Diante da manifestação de apoio do embaixador dos Estados Unidos à oposição, Evo o expulsou do país (VACA, 2008) e foi apoiado por Chávez que fez o mesmo com o embaixador norteamericano na Venezuela e prometeu proteção militar à governabilidade de Morales. Inicialmente, Evo recusou a interferência de outros países, decretou estado de sítio em Pando, tentou reunir os governadores oposicionistas chamando-os ao diálogo, afirmou que tinha autorização dos movimentos sociais para modificar o texto resultante da Assembleia Constituinte, em relação às autonomias e impostos sobre os hidrocarbonetos. Porém, a crise continuava se agravando. A recém criada União de Nações Sul-Americanas (UNASUL) passou a mediar o conflito. Dentre os presidentes latino-americanos estava Álvaro Uribe, da Colômbia, que expressava as exigências norte-americanas. A Organização das Nações Unidas (ONU) também atuou na crise por meio de sua representação na Bolívia, presidida por Yoriko Yasukawa. O destaque maior, porém, não foi nem da presidente da UNASUL, Michele Bachelet e nem da representação da ONU. O presidente do Brasil, Luís Inácio Lula da Silva esteve em

primeiro plano na celebração do acordo entre Evo e a oposição Em matéria publicada no jornal espanhol El País, intitulada, Lula toma as rédeas da crise

boliviana, afirma-se que:

Lula impôs condições para viajar a Santiago e as conseguiu. Pediu uma trégua prévia entre (o presidente boliviano Evo) Morales e a oposição, o que foi feito. Exigiu a aceitação expressa de La Paz para que ele intercedesse na crise, e a obteve. Mais, os rivais de Morales comemoraram a mediação brasileira, apesar de Lula os ter repreendido por usar a violência para desafiar o governo (El País, 16/09/2008).
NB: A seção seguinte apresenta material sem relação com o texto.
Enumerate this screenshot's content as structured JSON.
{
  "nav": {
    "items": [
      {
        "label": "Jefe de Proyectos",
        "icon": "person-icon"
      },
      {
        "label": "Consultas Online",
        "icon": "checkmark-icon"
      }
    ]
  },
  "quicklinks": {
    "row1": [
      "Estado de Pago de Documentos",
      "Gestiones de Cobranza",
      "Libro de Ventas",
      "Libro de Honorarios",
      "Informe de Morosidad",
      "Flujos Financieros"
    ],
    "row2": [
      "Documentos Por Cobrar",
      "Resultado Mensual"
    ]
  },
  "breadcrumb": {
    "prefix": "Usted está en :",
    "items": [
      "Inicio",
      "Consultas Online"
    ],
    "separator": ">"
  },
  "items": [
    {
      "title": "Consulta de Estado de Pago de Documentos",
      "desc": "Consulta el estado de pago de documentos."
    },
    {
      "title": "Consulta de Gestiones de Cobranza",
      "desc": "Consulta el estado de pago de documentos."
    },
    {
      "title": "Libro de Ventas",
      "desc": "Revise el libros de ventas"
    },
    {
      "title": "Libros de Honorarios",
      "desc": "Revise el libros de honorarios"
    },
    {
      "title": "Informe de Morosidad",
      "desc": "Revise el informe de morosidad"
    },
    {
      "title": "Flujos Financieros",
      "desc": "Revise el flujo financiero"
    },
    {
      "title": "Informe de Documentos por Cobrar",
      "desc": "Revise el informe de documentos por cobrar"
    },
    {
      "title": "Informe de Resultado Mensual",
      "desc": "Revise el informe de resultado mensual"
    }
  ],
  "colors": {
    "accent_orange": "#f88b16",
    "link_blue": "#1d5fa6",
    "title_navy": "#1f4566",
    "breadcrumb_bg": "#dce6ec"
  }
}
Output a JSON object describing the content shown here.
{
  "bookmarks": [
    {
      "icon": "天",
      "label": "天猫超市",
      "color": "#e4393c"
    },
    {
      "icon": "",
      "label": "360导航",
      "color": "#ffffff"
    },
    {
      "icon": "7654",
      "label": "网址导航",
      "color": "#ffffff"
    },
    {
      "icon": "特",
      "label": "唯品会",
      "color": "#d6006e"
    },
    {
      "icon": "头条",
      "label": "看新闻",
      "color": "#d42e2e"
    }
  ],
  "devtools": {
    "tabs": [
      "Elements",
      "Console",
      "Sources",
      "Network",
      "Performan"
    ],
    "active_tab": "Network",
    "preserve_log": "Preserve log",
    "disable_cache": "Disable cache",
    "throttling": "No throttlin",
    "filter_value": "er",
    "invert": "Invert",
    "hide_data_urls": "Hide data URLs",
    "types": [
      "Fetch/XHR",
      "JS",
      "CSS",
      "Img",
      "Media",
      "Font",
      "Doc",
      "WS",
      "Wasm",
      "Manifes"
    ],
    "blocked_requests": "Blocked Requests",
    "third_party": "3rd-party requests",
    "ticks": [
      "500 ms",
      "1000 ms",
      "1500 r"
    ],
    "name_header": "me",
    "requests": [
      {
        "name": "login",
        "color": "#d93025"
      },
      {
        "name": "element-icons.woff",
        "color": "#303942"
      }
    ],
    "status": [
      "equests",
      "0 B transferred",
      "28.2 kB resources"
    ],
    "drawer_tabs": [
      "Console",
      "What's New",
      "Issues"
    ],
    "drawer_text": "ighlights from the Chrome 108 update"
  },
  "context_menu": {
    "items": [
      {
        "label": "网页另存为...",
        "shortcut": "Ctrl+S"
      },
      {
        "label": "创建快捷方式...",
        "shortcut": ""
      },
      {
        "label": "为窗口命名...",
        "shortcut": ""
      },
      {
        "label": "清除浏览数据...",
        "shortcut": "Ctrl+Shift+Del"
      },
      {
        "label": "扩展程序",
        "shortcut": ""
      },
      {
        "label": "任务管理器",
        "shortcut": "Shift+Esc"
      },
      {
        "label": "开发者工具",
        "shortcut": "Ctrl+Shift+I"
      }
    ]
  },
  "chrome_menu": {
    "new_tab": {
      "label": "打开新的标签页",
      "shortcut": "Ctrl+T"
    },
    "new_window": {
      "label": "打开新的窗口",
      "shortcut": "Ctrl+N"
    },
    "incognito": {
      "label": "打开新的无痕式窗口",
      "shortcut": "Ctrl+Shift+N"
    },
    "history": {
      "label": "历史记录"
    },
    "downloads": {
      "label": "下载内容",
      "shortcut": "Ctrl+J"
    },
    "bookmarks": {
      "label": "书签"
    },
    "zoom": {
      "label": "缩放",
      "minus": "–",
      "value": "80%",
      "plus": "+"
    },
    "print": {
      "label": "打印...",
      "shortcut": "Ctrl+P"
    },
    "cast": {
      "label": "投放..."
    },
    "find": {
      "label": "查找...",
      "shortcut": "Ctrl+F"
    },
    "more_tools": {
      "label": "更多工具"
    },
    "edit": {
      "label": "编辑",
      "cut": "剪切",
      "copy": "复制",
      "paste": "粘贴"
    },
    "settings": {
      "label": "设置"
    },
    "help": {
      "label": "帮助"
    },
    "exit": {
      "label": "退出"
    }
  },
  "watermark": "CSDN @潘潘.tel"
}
Na matéria, a atuação de Lula foi elogiada enquanto o discurso anti- imperialista de Chávez foi condenado. Em um recado a Evo, mas também ao presidente Venezuelano, Lula exigiu que não houvesse “ingerência externa” e que os EUA não fossem atacados. O presidente brasileiro defendeu que para solucionar a crise era necessário consolidar a democracia e respeitar a Constituição. O Jornal

Washington Post também condenou a ação de Chávez e ostentou a influência que

os Estados Unidos ainda detinham, mesmo com a expulsão do embaixador:

A Bolívia recebe mais de US$ 100 milhões em ajuda americana por ano, e cerca de 30 mil empregos no país mais pobre da América do Sul dependem da renovação das preferências comerciais que expiram em dezembro (Washington Post, 16/09/2008).

Após quase dois meses, o acordo se materializou com a modificação de 100 dos 411 artigos do projeto de Constituição. Segundo o jesuíta e antropólogo espanhol Xavier Albó, nesta fase final, os movimentos sociais e até mesmo os constituintes, sobretudo os de extração social mais popular, estiveram praticamente ausentes. Albó afirma que em alguns casos foram apenas questões formais. “Porém, em outros, foram feitas concessões que, se os setores populares tivessem participado, seguramente não teriam aceitado” (ALBÓ, 2012, p. 228, tradução

nossa). Para que esta profunda crise política não tenha conseguido afetar a

com uma crise econômica. A alta dos preços das commodities sustentada, principalmente, pelas elevadas taxas de crescimento da economia chinesa favoreceu que a Bolívia, no momento, contasse com resultados positivos em sua balança comercial.